A few nights ago, I sat down for dinner at one of my favorite Owings Mills restaurants. What I went on to witness still has me shaking my head.
Surveying my surroundings, I see at the table nearest to mine what appears to be a typical American family out for an evening meal. A relatively young husband and wife accompanied by their two children. They are sitting together, waiting for their food to arrive.
On the surface, it’s nothing out of the ordinary, seemingly innocuous.
Then, cranking up my “people-watching” skills, I gaze back over to their table and see that there isn’t too much conversation taking place. In fact, no one’s interacting at all. Looking a little closer, I notice that each is fixated on something in their laps.
Craning my neck a bit higher, I see that all four are futzing around on cell phones.
It became clearer to me than ever before, technology has completely taken over our lives, and it’s starting to get embarrassing.
I have no clue what each of them was doing on their phones. Maybe the husband was messaging a business partner while his wife made high-scoring moves on “Words with Friends” and the kids took turns playing “Angry Birds” and “Doodle Jump.” That’s not even important — and it’s not like this family is the lone culprit.
At this point, we live in such an ADD culture that we’re so concerned with filling every waking moment with some kind fleeting, hollow entertainment that we’ve stopped taking the time to simply enjoy each other’s company.
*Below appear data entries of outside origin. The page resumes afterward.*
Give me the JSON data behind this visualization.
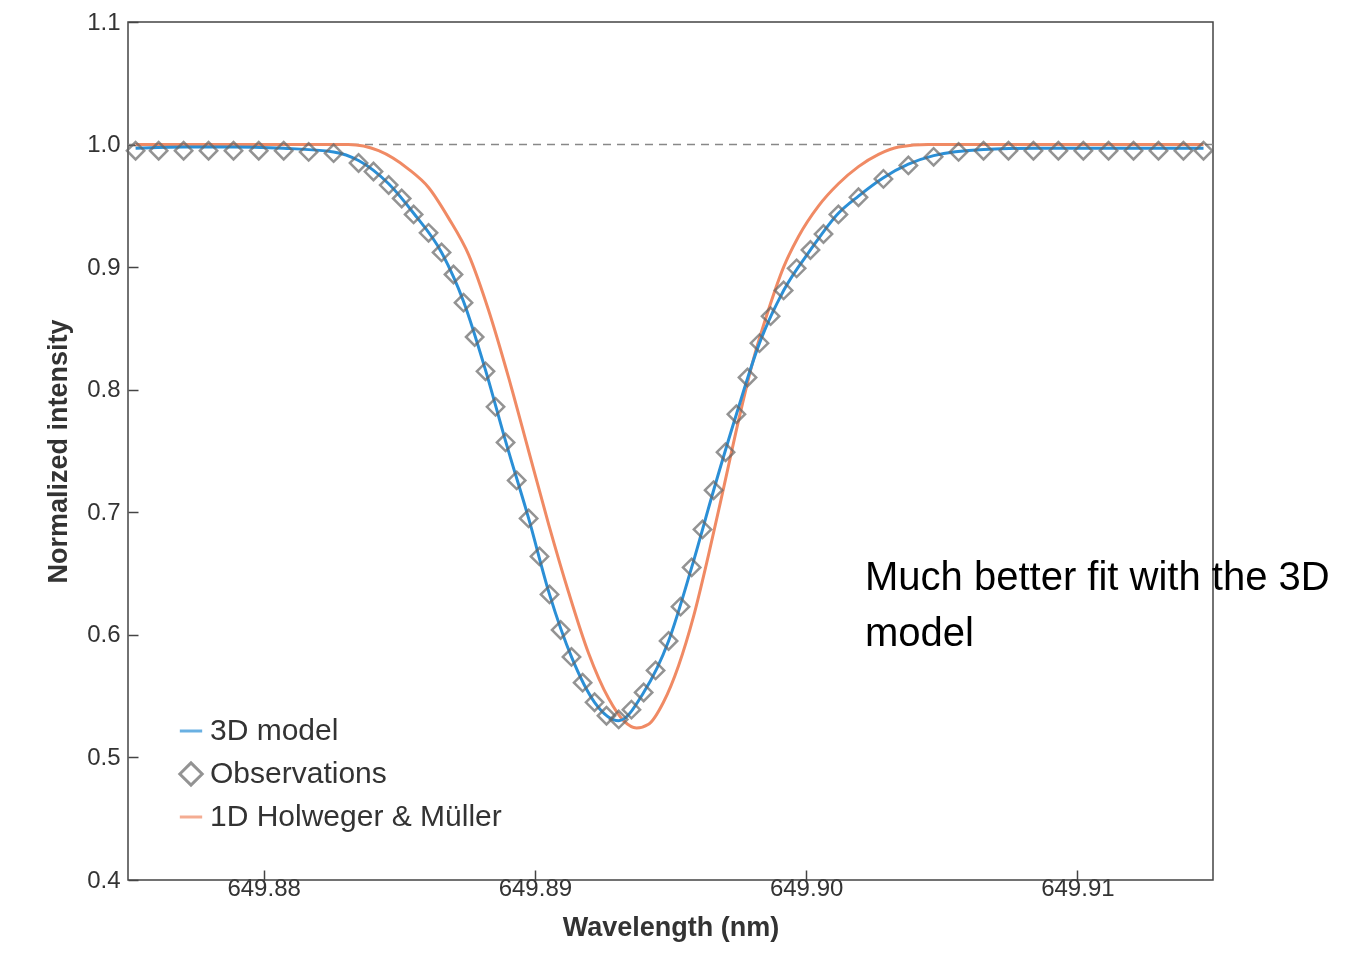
{
  "chart_data": {
    "type": "line",
    "xlabel": "Wavelength (nm)",
    "ylabel": "Normalized intensity",
    "xlim": [
      649.875,
      649.915
    ],
    "xticks": [
      649.88,
      649.89,
      {
        "value": 649.9,
        "label": "649.90"
      },
      649.91
    ],
    "ylim": [
      0.4,
      1.1
    ],
    "yticks": [
      0.4,
      0.5,
      0.6,
      0.7,
      0.8,
      0.9,
      {
        "value": 1,
        "label": "1.0"
      },
      1.1
    ],
    "grid": false,
    "legend": "bottom left",
    "ref_lines": [
      {
        "axis": "y",
        "value": 1,
        "color": "#888888",
        "line_style": "dashed"
      }
    ],
    "annotations": [
      "Much better fit with the 3D model"
    ],
    "series": [
      {
        "name": "3D model",
        "color": "#2b8fd6",
        "x": [
          649.87528,
          649.87705,
          649.87889,
          649.88074,
          649.88258,
          649.8835,
          649.88461,
          649.88553,
          649.88656,
          649.88737,
          649.88818,
          649.88892,
          649.88977,
          649.89054,
          649.89135,
          649.8922,
          649.89309,
          649.89401,
          649.89493,
          649.89578,
          649.89659,
          649.89743,
          649.89828,
          649.89917,
          649.90016,
          649.90119,
          649.90193,
          649.90285,
          649.90377,
          649.9047,
          649.90654,
          649.90838,
          649.91022,
          649.91207,
          649.91465
        ],
        "values": [
          0.997,
          0.998,
          0.998,
          0.997,
          0.994,
          0.987,
          0.968,
          0.944,
          0.912,
          0.872,
          0.816,
          0.758,
          0.695,
          0.633,
          0.582,
          0.545,
          0.53,
          0.553,
          0.595,
          0.655,
          0.718,
          0.78,
          0.838,
          0.881,
          0.914,
          0.944,
          0.958,
          0.973,
          0.984,
          0.991,
          0.996,
          0.997,
          0.997,
          0.997,
          0.997
        ]
      },
      {
        "name": "Observations",
        "type": "scatter",
        "marker": "diamond",
        "color": "#666666",
        "x": [
          649.87528,
          649.87613,
          649.87705,
          649.87797,
          649.87889,
          649.87982,
          649.88074,
          649.88166,
          649.88258,
          649.8835,
          649.88405,
          649.88461,
          649.88509,
          649.88553,
          649.88608,
          649.88656,
          649.887,
          649.88737,
          649.88778,
          649.88818,
          649.88855,
          649.88892,
          649.88933,
          649.88977,
          649.89017,
          649.89054,
          649.89095,
          649.89135,
          649.89176,
          649.8922,
          649.89264,
          649.89309,
          649.89356,
          649.89401,
          649.89445,
          649.89493,
          649.89537,
          649.89578,
          649.89618,
          649.89659,
          649.89703,
          649.89743,
          649.89784,
          649.89828,
          649.89869,
          649.89917,
          649.89965,
          649.90016,
          649.90064,
          649.90119,
          649.90193,
          649.90285,
          649.90377,
          649.9047,
          649.90562,
          649.90654,
          649.90746,
          649.90838,
          649.9093,
          649.91022,
          649.91115,
          649.91207,
          649.91299,
          649.91391,
          649.91465
        ],
        "values": [
          0.995,
          0.995,
          0.995,
          0.995,
          0.995,
          0.995,
          0.995,
          0.994,
          0.993,
          0.985,
          0.978,
          0.967,
          0.956,
          0.943,
          0.928,
          0.912,
          0.894,
          0.871,
          0.843,
          0.815,
          0.786,
          0.757,
          0.726,
          0.695,
          0.664,
          0.633,
          0.604,
          0.582,
          0.561,
          0.545,
          0.534,
          0.531,
          0.539,
          0.553,
          0.571,
          0.595,
          0.623,
          0.655,
          0.686,
          0.718,
          0.749,
          0.78,
          0.81,
          0.838,
          0.86,
          0.881,
          0.899,
          0.914,
          0.927,
          0.943,
          0.957,
          0.972,
          0.983,
          0.99,
          0.994,
          0.995,
          0.995,
          0.995,
          0.995,
          0.995,
          0.995,
          0.995,
          0.995,
          0.995,
          0.995
        ]
      },
      {
        "name": "1D Holweger & Müller",
        "color": "#f08a64",
        "x": [
          649.87528,
          649.88313,
          649.88424,
          649.88534,
          649.88608,
          649.88682,
          649.88756,
          649.88829,
          649.88903,
          649.88977,
          649.89051,
          649.89124,
          649.89198,
          649.89272,
          649.89327,
          649.89375,
          649.89419,
          649.89474,
          649.8953,
          649.89585,
          649.8964,
          649.89696,
          649.89751,
          649.89806,
          649.89861,
          649.89917,
          649.89972,
          649.90046,
          649.90119,
          649.90193,
          649.90267,
          649.90341,
          649.90451,
          649.90709,
          649.91465
        ],
        "values": [
          1.0,
          1.0,
          0.995,
          0.98,
          0.965,
          0.94,
          0.91,
          0.865,
          0.81,
          0.75,
          0.69,
          0.635,
          0.585,
          0.548,
          0.53,
          0.524,
          0.527,
          0.545,
          0.575,
          0.615,
          0.665,
          0.72,
          0.775,
          0.825,
          0.865,
          0.9,
          0.925,
          0.95,
          0.968,
          0.982,
          0.992,
          0.998,
          1.0,
          1.0,
          1.0
        ]
      }
    ]
  }
}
We would rather engross ourselves in our 3-inch smartphone screen than look someone in the eye and carry on a conversation.
Maybe I am unique because I’m a reporter, but I actually like being social. It’s fun talking to people, even individuals you’ve never met, because you never know what they might say. Sometimes, that’s my entertainment.
But, how am I supposed to say “how’s it going?” to the fellow riding in the elevator with me when he’s opted to plug his earphones into his iPhone and seclude himself from the outside world.
The other day, I had a wonderful conversation with a woman as I waited in line at a 7-Eleven … that is until I realized she was on a Bluetooth and I was essentially talking to myself for 30 seconds.
(This has happened to me a couple times now, and when you realize what’s happened there’s no dumber feeling in the world.)
I’m not saying we can’t use our cell phones. Don’t throw your mobile out the window and plug in your old rotary telephone. I’m just saying we’ve got to find some balance. We can’t forget how to talk to people — especially the ones close to us — and listen to what they have to say.
That takes me back to the family in the restaurant. Maybe I shouldn’t rush to judge them. I suppose it’s quite possible that all four were just texting each other. I wouldn’t be surprised. It’s the world we live in today.